Within seconds he had struck up a conversation, within minutes I was practically his new BFF and before the flight was called he was holding my hand, whispering in my ear and grinning like a teenager.
Before you start thinking “wedding bells” or “cougar time”, what I learned from his mom, was that he had Williams syndrome. What I learned later, after googling the condition, was that people with Williams syndrome have an unusually gregarious personality. They view everyone as their friend, and it’s not unusual for them to rush up to total strangers and strike up conversations as though they are old acquaintances.
Those with the disorder look at the world through a unique lens. Despite their desire to befriend people they have high levels of generalized anxiety poor social judgment, disturbed peer relationships and altered responses to fearful and happy faces. Their average IQ is 60, they experience severe spatial-visual problems, and suffer from cardiovascular and other health issues. They also have an affinity for music.
This week, I learned that the latter trait is helping scientists shed light on the mystery of emotion and human interaction. Social and emotional responses are so fundamental to human behavior that they are often taken for granted. However, the genetic and neurobiological bases of social behavior are largely unknown, as are the mechanisms for disruptions in social behavior and emotional regulation that appear throughout the lifespan as features of mental illnesses.
In a study led by Julie R. Korenberg, Ph.D., M.D. one of the world’s leading experts in genetics, brain, and behavior of Williams syndrome, people with and without Williams syndrome listened to music while researchers gauged emotional response by measuring the release of oxytocin and arginine vasopressin – two hormones associated with emotion.
The study, published in PLoS One, signals a paradigm shift both for understanding human emotional and behavioral systems and expediting the treatments of illnesses such as Williams syndrome, post-traumatic stress disorder, anxiety, and possibly even autism.
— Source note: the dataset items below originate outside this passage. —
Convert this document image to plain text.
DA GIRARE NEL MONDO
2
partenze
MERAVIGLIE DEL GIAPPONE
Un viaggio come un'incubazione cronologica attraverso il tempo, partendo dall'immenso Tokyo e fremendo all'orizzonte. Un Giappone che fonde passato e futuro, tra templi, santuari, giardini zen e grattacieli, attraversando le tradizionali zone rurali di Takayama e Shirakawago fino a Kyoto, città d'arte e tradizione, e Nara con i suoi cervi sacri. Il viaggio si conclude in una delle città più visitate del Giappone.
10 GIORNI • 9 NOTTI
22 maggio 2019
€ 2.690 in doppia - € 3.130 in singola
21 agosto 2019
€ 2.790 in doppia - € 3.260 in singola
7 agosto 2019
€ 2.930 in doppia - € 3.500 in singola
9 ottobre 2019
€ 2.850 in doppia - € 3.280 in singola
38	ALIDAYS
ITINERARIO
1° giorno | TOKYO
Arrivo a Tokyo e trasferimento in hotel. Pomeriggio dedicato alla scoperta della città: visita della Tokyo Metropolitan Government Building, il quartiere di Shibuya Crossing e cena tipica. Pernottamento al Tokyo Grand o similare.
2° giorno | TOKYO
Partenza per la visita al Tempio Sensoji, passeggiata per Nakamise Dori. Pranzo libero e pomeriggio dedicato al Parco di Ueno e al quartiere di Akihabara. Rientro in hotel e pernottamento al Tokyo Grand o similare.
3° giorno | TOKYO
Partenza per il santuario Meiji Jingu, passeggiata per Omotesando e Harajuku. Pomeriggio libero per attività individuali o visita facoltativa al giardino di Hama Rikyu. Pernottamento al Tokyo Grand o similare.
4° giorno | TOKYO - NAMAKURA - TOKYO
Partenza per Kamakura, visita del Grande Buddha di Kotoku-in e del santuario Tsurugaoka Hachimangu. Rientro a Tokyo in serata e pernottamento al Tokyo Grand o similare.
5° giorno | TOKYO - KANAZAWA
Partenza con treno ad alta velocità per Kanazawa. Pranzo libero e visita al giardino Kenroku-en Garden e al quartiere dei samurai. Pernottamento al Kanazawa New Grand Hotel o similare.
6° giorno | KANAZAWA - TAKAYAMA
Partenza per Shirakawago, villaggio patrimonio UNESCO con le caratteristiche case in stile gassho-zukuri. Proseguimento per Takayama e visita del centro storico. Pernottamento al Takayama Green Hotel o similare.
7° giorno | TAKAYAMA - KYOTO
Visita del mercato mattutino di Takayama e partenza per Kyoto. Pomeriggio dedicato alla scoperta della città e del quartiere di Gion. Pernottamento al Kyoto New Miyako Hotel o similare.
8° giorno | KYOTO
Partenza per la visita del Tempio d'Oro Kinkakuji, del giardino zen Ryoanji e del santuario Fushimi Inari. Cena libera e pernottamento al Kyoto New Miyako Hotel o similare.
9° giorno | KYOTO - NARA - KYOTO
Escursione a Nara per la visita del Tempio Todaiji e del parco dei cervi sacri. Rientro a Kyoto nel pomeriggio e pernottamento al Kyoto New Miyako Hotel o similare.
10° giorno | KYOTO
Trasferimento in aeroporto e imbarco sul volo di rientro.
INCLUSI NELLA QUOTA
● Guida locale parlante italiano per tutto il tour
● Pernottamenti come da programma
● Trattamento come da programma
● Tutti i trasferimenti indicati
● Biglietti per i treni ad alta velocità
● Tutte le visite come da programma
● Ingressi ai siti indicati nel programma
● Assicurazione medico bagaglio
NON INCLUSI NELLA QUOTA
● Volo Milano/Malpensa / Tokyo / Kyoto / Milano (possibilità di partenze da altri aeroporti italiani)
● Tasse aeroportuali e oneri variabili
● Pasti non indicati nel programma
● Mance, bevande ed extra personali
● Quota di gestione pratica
The study is also the first to reveal new genes that control emotional responses and to show that arginine vasopressin is involved in the response to music.
The trial involved 21 participants – 13 with Williams syndrome and a control group of 8 without the disorder. Before the music was played, participants’ blood was drawn to determine a baseline level for oxytocin. Those with Williams syndrome had three times as much of the hormone as those without the syndrome.
Blood also was drawn at regular intervals while the music played and was analyzed afterward to check for real-time changes.
While other studies have examined how oxytocin affects emotion when artificially introduced into people through nasal sprays, this is the one of the first significant studies to measure naturally occurring changes in oxytocin levels in rapid, real-time as people undergo an emotional response.
Researchers asked the first participant to listen to the 1950’s Elvis Presley classic, “Love Me Tender.” The woman showed no outward response to the song. So, to elicit a greater response from the remaining study participants, the researchers invited them to bring along their favorite music. Many of them chose heavy metal, but again, there was little outward response to the music.
However, when the blood samples were analyzed, they showed that oxytocin levels, and to a lesser degree arginine vasopressin (AVP), had not only increased but begun to bounce among the William syndrome group. In contrast, both oxytocin and AVP levels remained largely unchanged as those without Williams syndrome listened to music.
Interestingly, the oxytocin level in the woman who’d listened to “Love Me Tender” skyrocketed compared to the levels of participants who listened to different music.
Korenberg believes the blood analyses strongly indicate that oxytocin and AVP are not regulated correctly in people with Williams syndrome, and that the behavioral characteristics unique to people with the condition are related to this problem.
To ensure accuracy of results, study participants were also asked to place their hands in 60° Fahrenheit water to test for negative stress. The same results were produced as when they listened to music. Those with Williams syndrome experienced an increase in oxytocin and AVP, while those without the syndrome did not.
In addition, study participants took three standard social behavior tests that evaluated willingness to approach and speak to strangers, emotional states, and various areas of adaptive and problem behavior. Those test results suggest that increased levels of oxytocin are linked to both increased desire to seek social interaction and decreased ability to process social cues.
“The association between abnormal levels of oxytocin and AVP and altered social behaviors found in people with Williams Syndrome points to surprising, entirely unsuspected deleted genes involved in regulation of these hormones and human sociability,” Korenberg said. “It also suggests that the simple characterization of oxytocin as ‘the love hormone’ may be an overreach. The data paint a far more complicated picture.”
However, the results of the study offer great hope. By regulating levels of oxytocin and vasopressin it should be possible to relieve suffering and improve the lives of those with Williams syndrome.
In the meantime, this study certainly brings new meaning to the phrase “mood music.”